I am a Software Engineer, and we once worked in the same team. We started dating two years ago, and this is my first relationship. Initially, everything seemed okay. I saw a few red flags, but I wasn’t mature enough to recognize them. I thought that in all relationships, some sacrifice is necessary. He is four years older than me, and his parents were already searching for a match for him.
He insisted that I tell my parents about our relationship a few months ago. Honestly, it wasn’t the right time for me, but I did it anyway. Then he informed his parents too. Both our families weren’t interested at first but agreed for our happiness. But over time, the red flags became more visible. He constantly checks my phone. Even though we meet every day, he still checks all my messages and call logs.
He never told me his salary, but he knows mine and is aware of all my expenses and savings. Never felt truly cared for or treated right by him. If I expected small gestures like flowers or any effort from his side, but I received nothing. I’ve told him what I want; I’ve even shared reels showing how I want to be treated but there’s been no effort.

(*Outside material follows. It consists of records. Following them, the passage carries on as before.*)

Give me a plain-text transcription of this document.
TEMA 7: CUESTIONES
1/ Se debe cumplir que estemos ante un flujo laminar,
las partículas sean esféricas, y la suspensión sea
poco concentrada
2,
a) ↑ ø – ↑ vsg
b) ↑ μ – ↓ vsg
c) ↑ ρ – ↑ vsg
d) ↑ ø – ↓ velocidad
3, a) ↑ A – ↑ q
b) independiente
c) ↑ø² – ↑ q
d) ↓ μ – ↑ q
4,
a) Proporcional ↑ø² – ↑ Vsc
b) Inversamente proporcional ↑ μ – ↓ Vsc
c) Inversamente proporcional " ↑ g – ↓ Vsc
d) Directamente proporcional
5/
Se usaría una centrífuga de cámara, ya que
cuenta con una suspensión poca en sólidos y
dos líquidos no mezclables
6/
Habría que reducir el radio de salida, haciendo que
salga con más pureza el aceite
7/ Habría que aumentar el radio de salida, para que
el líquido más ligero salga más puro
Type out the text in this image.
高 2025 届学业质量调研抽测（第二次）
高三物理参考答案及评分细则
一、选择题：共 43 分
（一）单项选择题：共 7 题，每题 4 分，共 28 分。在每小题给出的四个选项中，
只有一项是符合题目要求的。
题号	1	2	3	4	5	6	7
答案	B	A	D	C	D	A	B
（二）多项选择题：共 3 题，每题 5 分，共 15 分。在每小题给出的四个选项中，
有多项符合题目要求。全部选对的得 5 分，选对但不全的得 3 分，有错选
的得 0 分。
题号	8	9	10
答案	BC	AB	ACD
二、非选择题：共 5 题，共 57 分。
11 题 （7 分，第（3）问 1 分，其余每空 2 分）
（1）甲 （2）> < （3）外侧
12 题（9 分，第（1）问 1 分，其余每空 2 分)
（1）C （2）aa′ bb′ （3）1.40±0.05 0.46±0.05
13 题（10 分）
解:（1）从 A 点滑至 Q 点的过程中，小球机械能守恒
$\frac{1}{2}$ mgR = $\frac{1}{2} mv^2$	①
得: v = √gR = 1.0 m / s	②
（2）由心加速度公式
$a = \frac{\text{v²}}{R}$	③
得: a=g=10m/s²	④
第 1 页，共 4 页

He always forces me to do things.
If he wants to meet, we have to meet regardless of whether I have work or not. I’m tired and emotionally drained from being forced into everything. Even though he never said it, I know he earns more than I do. He has mocked me for my weight and pressured me to change jobs to get a higher salary. I do want to improve myself, but the way he says it feels more like an insult than encouragement.
I’m mostly unhappy when I’m with him. Whenever I try to share my feelings, he doesn’t listen, he shifts the focus toward getting physical. That makes me feel emotionally unvalued. I gave up and tried to break up with him, but he convinced me to stay, saying he would change. Now, he has stopped insulting my weight and has bought me a few gifts. But it feels like he’s giving me things just to make me stay.
He is still forcing me to do things according to his wishes. I’m also scared what if I never find love again? I feel stuck in this relationship. He’s now pressuring me to get married soon. But I don’t know whether I should marry him because we’ve already been physically involved or leave him and choose peace.
Question: Should I marry him or leave him?